The report that was approved by the cabinet secretary a year later had references to more raw numbers—things such as current patient activity, bed occupancy and income deprivation—but that is all dumb data. There are no projections, no before-and-after analysis and no numerical evidence of the potential consequences of the proposals.
This major service change has been decided without any measurable assessment of how it will affect clinical outcomes, access to services or the health of our communities. Despite the glaring lack of evidence in support of the proposals, they are being spun by NHS Highland as being wholly positive. Misrepresentation is endemic in everything that it puts out. Words such as “modernisation”, “upgrade” and “improvement” are used again and again, despite the obvious downgrading of access to services for the majority of the population.
The public consultation documents refer throughout to “Portree Hospital” being the spoke to the new hub in Broadford. Nowhere do they admit that the proposed spoke is not a hospital at all but merely a clinic.

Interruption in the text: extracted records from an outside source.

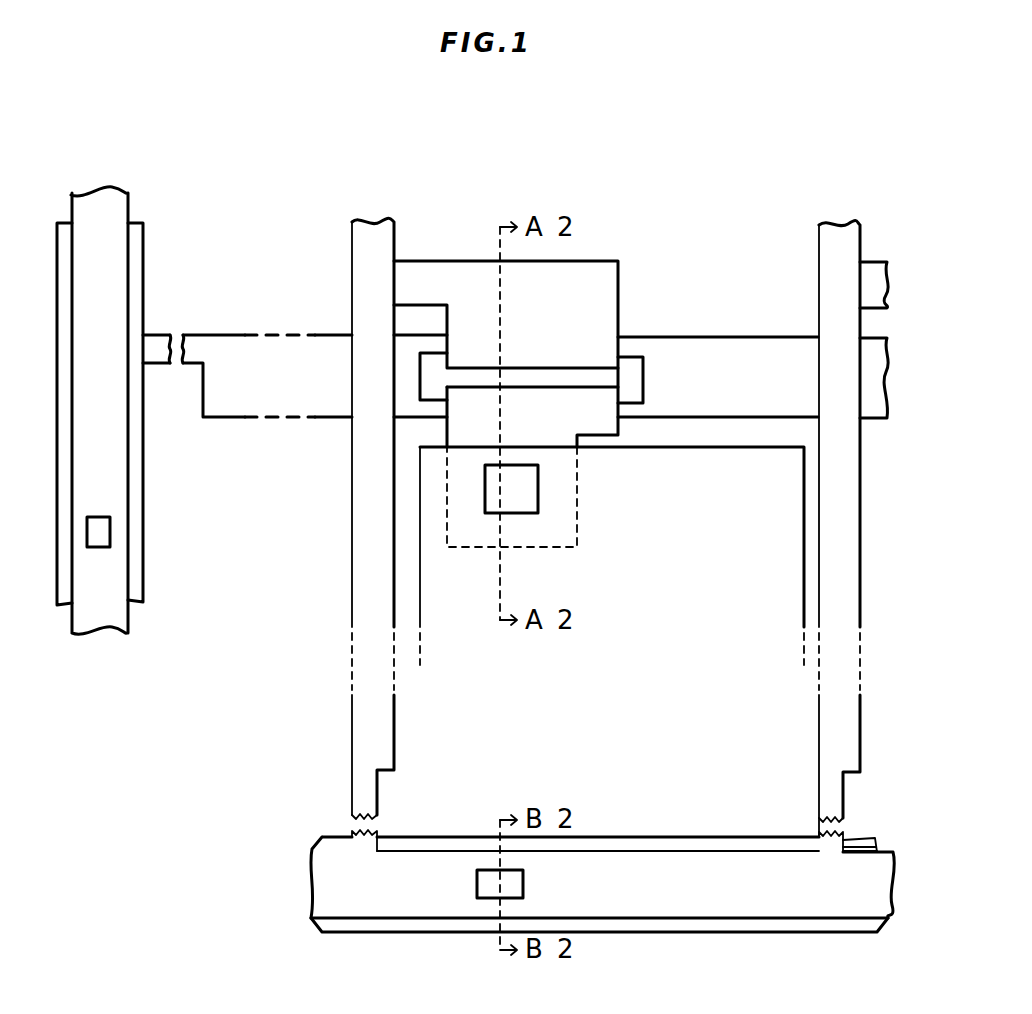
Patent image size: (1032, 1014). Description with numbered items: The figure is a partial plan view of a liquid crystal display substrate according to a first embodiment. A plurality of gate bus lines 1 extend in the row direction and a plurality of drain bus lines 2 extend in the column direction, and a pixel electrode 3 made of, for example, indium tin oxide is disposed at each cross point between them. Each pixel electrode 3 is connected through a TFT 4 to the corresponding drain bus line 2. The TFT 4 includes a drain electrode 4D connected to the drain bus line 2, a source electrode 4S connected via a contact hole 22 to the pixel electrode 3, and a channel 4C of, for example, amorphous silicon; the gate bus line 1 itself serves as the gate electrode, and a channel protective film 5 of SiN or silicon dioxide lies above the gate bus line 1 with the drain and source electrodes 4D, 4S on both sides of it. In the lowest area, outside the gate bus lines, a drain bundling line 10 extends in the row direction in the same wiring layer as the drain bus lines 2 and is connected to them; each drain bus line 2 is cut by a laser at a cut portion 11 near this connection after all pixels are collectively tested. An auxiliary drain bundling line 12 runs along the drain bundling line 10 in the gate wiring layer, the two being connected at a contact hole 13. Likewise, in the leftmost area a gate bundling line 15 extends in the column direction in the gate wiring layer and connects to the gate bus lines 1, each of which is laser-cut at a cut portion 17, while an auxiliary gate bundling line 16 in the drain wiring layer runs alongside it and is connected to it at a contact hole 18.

The gate bus line 1 is at (157, 333).
The drain bus line 2 is at (350, 256).
The pixel electrode 3 is at (806, 497).
The TFT 4 is at (557, 324).
The drain electrode 4D is at (620, 280).
The channel 4C is at (560, 378).
The source electrode 4S is at (607, 435).
The channel protective film 5 is at (645, 378).
The drain bundling line 10 is at (712, 920).
The cut portion 11 is at (856, 828).
The auxiliary drain bundling line 12 is at (345, 932).
The contact hole 13 is at (477, 887).
The gate bundling line 15 is at (145, 550).
The auxiliary gate bundling line 16 is at (130, 617).
The cut portion 17 is at (185, 328).
The contact hole 18 is at (100, 517).
The contact hole 22 is at (540, 505).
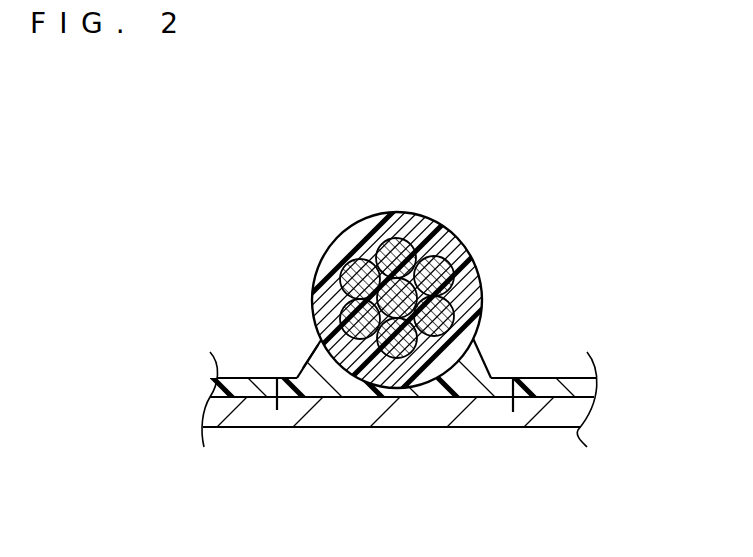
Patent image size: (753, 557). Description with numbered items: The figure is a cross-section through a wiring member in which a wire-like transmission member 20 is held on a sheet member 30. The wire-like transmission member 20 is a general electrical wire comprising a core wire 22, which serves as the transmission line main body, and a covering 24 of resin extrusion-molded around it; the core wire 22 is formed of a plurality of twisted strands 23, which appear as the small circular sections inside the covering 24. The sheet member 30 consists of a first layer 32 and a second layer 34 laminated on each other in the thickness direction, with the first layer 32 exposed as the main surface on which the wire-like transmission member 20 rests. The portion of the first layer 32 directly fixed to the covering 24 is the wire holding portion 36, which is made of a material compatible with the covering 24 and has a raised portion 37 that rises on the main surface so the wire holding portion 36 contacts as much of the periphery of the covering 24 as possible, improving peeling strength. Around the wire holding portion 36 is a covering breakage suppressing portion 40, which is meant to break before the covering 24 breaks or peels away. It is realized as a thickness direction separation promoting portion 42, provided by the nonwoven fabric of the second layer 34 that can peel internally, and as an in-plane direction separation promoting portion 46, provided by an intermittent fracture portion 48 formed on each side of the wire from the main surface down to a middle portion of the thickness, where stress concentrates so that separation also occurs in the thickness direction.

There are no beds, so it is not a hospital.
The report that recommends the proposals to the cabinet secretary emphasises the results of a survey showing 1,900 people in support. Nowhere is it acknowledged that the survey is an unscientific, self-selecting sample of opinion that was not subjected to any independent audit. The options appraisal information in the report implies that the proposals have statistical validity when, in reality, there was no attempt at systematic gathering and analysis of evidence.
Most bizarrely of all, NHS Highland has repeatedly refused to admit that Portree hospital has been providing out-of-hours accident and emergency triage and treatment since 2004, and has repeatedly failed to acknowledge the value of those services to the communities of north Skye.
We think that the cabinet secretary has been misled by NHS Highland into believing that the proposed redesign will improve our health services. When it comes to access to services, the evidence presented on the maps clearly shows that, for more than half the population, that is clearly not the case. That is the obvious flaw. What else is NHS Highland getting wrong? We do not know and we need to find out.
The cabinet secretary has also been misled into believing that the people of north Skye are broadly in favour of the changes. Our petition, which has more than 4,900 signatures, suggests that the opposite is true. That number of signatures is the equivalent of 65 per cent of the population of north-west Skye. That is like 300,000 people in Edinburgh putting their names to a petition.
We want to be clear that we are not campaigning for the status quo. We recognise that the way that healthcare is delivered has to change, but we have to get it right. If we do not get it right and we allow the current proposals to go ahead, the communities in north Skye are going to suffer and health inequality will increase. The campaign is about not just our health services but the future health of our communities.
The petition asks for the establishment of an independent scrutiny panel. We want it to do what NHS Highland has failed to do—to define our medical, health and social care needs, to define the minimum acceptable levels of access to services and to recommend how local services should be delivered. First, however, we need the cabinet secretary to reverse her approval of the major service change. We need her to recognise that there is a lack of evidence in support of NHS Highland’s claims that the changes will improve and upgrade services. So far, she has refused to acknowledge that NHS Highland may be guilty of misleading her or that its proposals might be flawed. We are asking for your help to get her to change her mind.